Armando Morales
Claude Bernard Gallery
Although the Nicaraguan-born artist Armando Morales has spent much time during the last three decades in different locations throughout South America, Europe, and the United States, his true home has remained the realm of the imagination. Judging by the paintings in this recent show, all from 1987, his closest “neighbors” in this dreamlike region are Giorgio de Chirico and Paul Delvaux. Like them, Morales exploits the illusionistic force of painting to shake the usual rock-solid hold that reality has on our senses.
The paintings of figures in landscapes are the most ambitious works shown here. In these, Morales employs compositional devices and motifs closely associated with de Chirico and Delvaux. The dramatic impact of his Four Bathers and a Dog, Railroad Crossing and Three Nudes, and Harbor with Two Nudes is heightened by the same tilting ground plane and manipulation of deep space pioneered by de Chirico (and often used by Delvaux); and the nudes and bathers bring to mind Delvaux’s mysterious females. Despite such correspondences, Morales creates a pictorial world of his own that transcends comparisons. Weighted with multiple layers of symbolic content, each painting confronts us with the task of fathoming the possible meanings of the drama that appears to take place there.
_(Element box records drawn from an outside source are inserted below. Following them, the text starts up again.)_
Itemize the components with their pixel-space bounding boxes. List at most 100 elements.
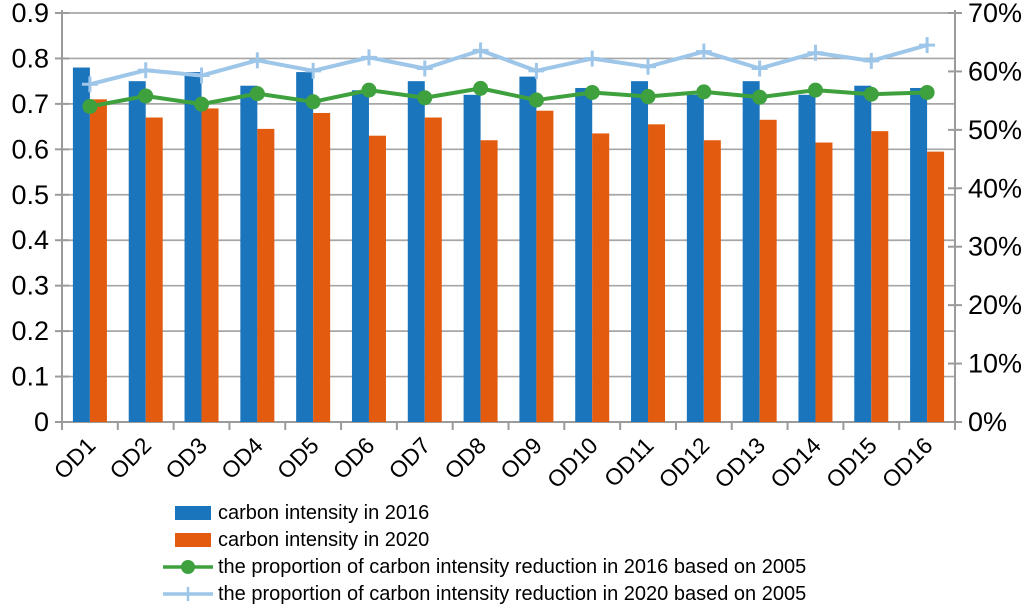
x-axis-label: OD7 xyxy=(383,432,435,484)
bar-carbon-intensity-in-2016 xyxy=(854,85,872,422)
circle-marker xyxy=(305,94,321,110)
legend-swatch-rect xyxy=(175,505,211,520)
x-axis-label: OD10 xyxy=(542,432,603,493)
bar-carbon-intensity-in-2016 xyxy=(184,72,202,423)
left-axis-tick-label: 0.2 xyxy=(11,316,49,346)
left-axis-tick-label: 0.9 xyxy=(11,0,49,28)
circle-marker xyxy=(807,82,823,98)
bar-carbon-intensity-in-2020 xyxy=(368,135,386,422)
bar-carbon-intensity-in-2020 xyxy=(536,110,554,422)
bar-carbon-intensity-in-2016 xyxy=(631,81,649,423)
right-axis-tick-label: 10% xyxy=(968,349,1022,379)
bar-carbon-intensity-in-2016 xyxy=(407,81,425,423)
bar-carbon-intensity-in-2020 xyxy=(145,117,163,423)
bar-carbon-intensity-in-2016 xyxy=(742,81,760,423)
x-axis-label: OD9 xyxy=(495,432,547,484)
bar-carbon-intensity-in-2020 xyxy=(89,99,107,422)
line-the-proportion-of-carbon-intensity-reduction-in-2020-based-on-2005 xyxy=(89,43,928,87)
legend-item-bar-2020: carbon intensity in 2020 xyxy=(163,526,806,553)
x-axis-label: OD5 xyxy=(272,432,324,484)
circle-marker xyxy=(863,86,879,102)
left-axis-tick-label: 0.4 xyxy=(11,225,49,255)
bar-carbon-intensity-in-2016 xyxy=(240,85,258,422)
bar-carbon-intensity-in-2020 xyxy=(927,151,945,422)
legend-label: the proportion of carbon intensity reduc… xyxy=(218,582,807,605)
legend-label: carbon intensity in 2020 xyxy=(218,528,430,551)
right-axis-tick-label: 0% xyxy=(968,407,1007,437)
circle-marker xyxy=(528,92,544,108)
right-axis-tick-label: 70% xyxy=(968,0,1022,28)
line-the-proportion-of-carbon-intensity-reduction-in-2016-based-on-2005 xyxy=(89,86,928,109)
left-axis-tick-label: 0.5 xyxy=(11,180,49,210)
x-axis-label: OD8 xyxy=(439,432,491,484)
bar-carbon-intensity-in-2016 xyxy=(910,87,928,422)
legend-swatch-bar-2016 xyxy=(175,505,211,520)
bar-carbon-intensity-in-2020 xyxy=(480,140,498,422)
x-axis-label: OD12 xyxy=(654,432,715,493)
bar-carbon-intensity-in-2016 xyxy=(686,94,704,423)
bar-carbon-intensity-in-2020 xyxy=(815,142,833,422)
circle-marker xyxy=(138,88,154,104)
bar-carbon-intensity-in-2020 xyxy=(871,131,889,422)
legend-circle-marker xyxy=(181,559,195,574)
left-axis-tick-label: 0.3 xyxy=(11,271,49,301)
legend-item-line-2016: the proportion of carbon intensity reduc… xyxy=(163,553,806,580)
legend-swatch-line-circle xyxy=(163,559,213,574)
bar-carbon-intensity-in-2020 xyxy=(313,112,331,422)
bar-carbon-intensity-in-2016 xyxy=(575,87,593,422)
bar-carbon-intensity-in-2020 xyxy=(201,108,219,422)
circle-marker xyxy=(919,84,935,100)
legend-swatch-line-plus xyxy=(163,586,213,601)
x-axis-label: OD1 xyxy=(49,432,101,484)
bar-carbon-intensity-in-2020 xyxy=(592,133,610,422)
bar-carbon-intensity-in-2020 xyxy=(424,117,442,423)
x-axis-label: OD14 xyxy=(765,432,826,493)
x-axis-label: OD4 xyxy=(216,432,268,484)
left-axis-tick-label: 0.1 xyxy=(11,362,49,392)
circle-marker xyxy=(752,89,768,105)
right-axis-tick-label: 40% xyxy=(968,173,1022,203)
legend-label: carbon intensity in 2016 xyxy=(218,501,430,524)
x-axis-label: OD16 xyxy=(877,432,938,493)
bar-carbon-intensity-in-2016 xyxy=(128,81,146,423)
circle-marker xyxy=(82,98,98,114)
bar-carbon-intensity-in-2016 xyxy=(798,94,816,423)
right-axis-tick-label: 30% xyxy=(968,232,1022,262)
legend-swatch-bar-2020 xyxy=(175,532,211,547)
circle-marker xyxy=(473,80,489,96)
x-axis-label: OD11 xyxy=(599,432,659,492)
bar-carbon-intensity-in-2020 xyxy=(257,128,275,422)
left-axis-tick-label: 0.7 xyxy=(11,89,49,119)
circle-marker xyxy=(361,82,377,98)
right-axis-tick-label: 50% xyxy=(968,115,1022,145)
circle-marker xyxy=(194,96,210,112)
plot-area: 0.9 0.8 0.7 0.6 0.5 0.4 0.3 0.2 0.1 0 70% 60% 50% 40%… xyxy=(11,0,1022,493)
x-axis-label: OD13 xyxy=(709,432,770,493)
bar-carbon-intensity-in-2016 xyxy=(351,90,369,422)
right-axis-tick-label: 20% xyxy=(968,290,1022,320)
circle-marker xyxy=(417,90,433,106)
bar-carbon-intensity-in-2016 xyxy=(519,76,537,422)
x-axis-label: OD15 xyxy=(821,432,882,493)
circle-marker xyxy=(640,89,656,105)
left-axis-tick-label: 0.8 xyxy=(11,43,49,73)
bar-carbon-intensity-in-2020 xyxy=(703,140,721,422)
legend-item-line-2020: the proportion of carbon intensity reduc… xyxy=(163,580,806,607)
left-axis-tick-label: 0 xyxy=(34,407,49,437)
bar-carbon-intensity-in-2016 xyxy=(463,94,481,423)
x-axis-label: OD6 xyxy=(328,432,380,484)
legend: carbon intensity in 2016 carbon intensit… xyxy=(163,499,806,607)
legend-swatch-rect xyxy=(175,532,211,547)
circle-marker xyxy=(584,84,600,100)
bar-carbon-intensity-in-2020 xyxy=(759,119,777,423)
circle-marker xyxy=(249,86,265,102)
circle-marker xyxy=(696,84,712,100)
legend-label: the proportion of carbon intensity reduc… xyxy=(218,555,807,578)
left-axis-tick-label: 0.6 xyxy=(11,134,49,164)
right-axis-tick-label: 60% xyxy=(968,56,1022,86)
x-axis-label: OD3 xyxy=(160,432,212,484)
bar-carbon-intensity-in-2016 xyxy=(72,67,90,423)
bar-carbon-intensity-in-2020 xyxy=(648,124,666,422)
legend-item-bar-2016: carbon intensity in 2016 xyxy=(163,499,806,526)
Four Bathers and a Dog, for example, can be read on the most prosaic level of narrative as a scene of four women who are about to go (or who have just finished) skinny-dipping in the dark, silvery water beyond the portico within which they are standing. Accompanying them is their pet dog. It all seems rather casual at first; but on closer scrutiny the women’s poses and gestures appear more purposeful and yet at the same time hint at hidden relationships or events. This subtle interplay between casualness and tension is reinforced by the way Morales handles certain formal elements. He has painted the figures’ bare flesh as warm, luminous surfaces animated by his manner of building form through crisply silhouetted contours and softly modeled volumetric mass. The setting also contains clues to a darker reading than just four nymphs out for a swim with their favorite animal companion in tow. The far end of the portico, with its dark walls and columns and ominous shadows, is a forbidding threshold to be crossed, while just beyond is the moonlit water below a murky sky punctuated with odd pinpoints of light. The floor appears broken up into a mosaic of colors, shadows, and inclined planes, and, in the foreground, incised with mysterious straight lines that would converge if they did not suddenly disappear somewhere in the middle. An even more jarring metaphysical note is added by the strange abstract object that stands among the group of women, with a cone-shaped base, a disk for a “face,” and a curved wedge shape that seems to have emerged from the center of the disk. This fifth “figure” might be a cosmic clock that measures the symbolic time of psychic reality; or it might be some generator of spiritual light, a harbinger of what awaits the figures as they strip down to the bare essence of being and plunge into the depths of the unconscious on the journey to enlightenment.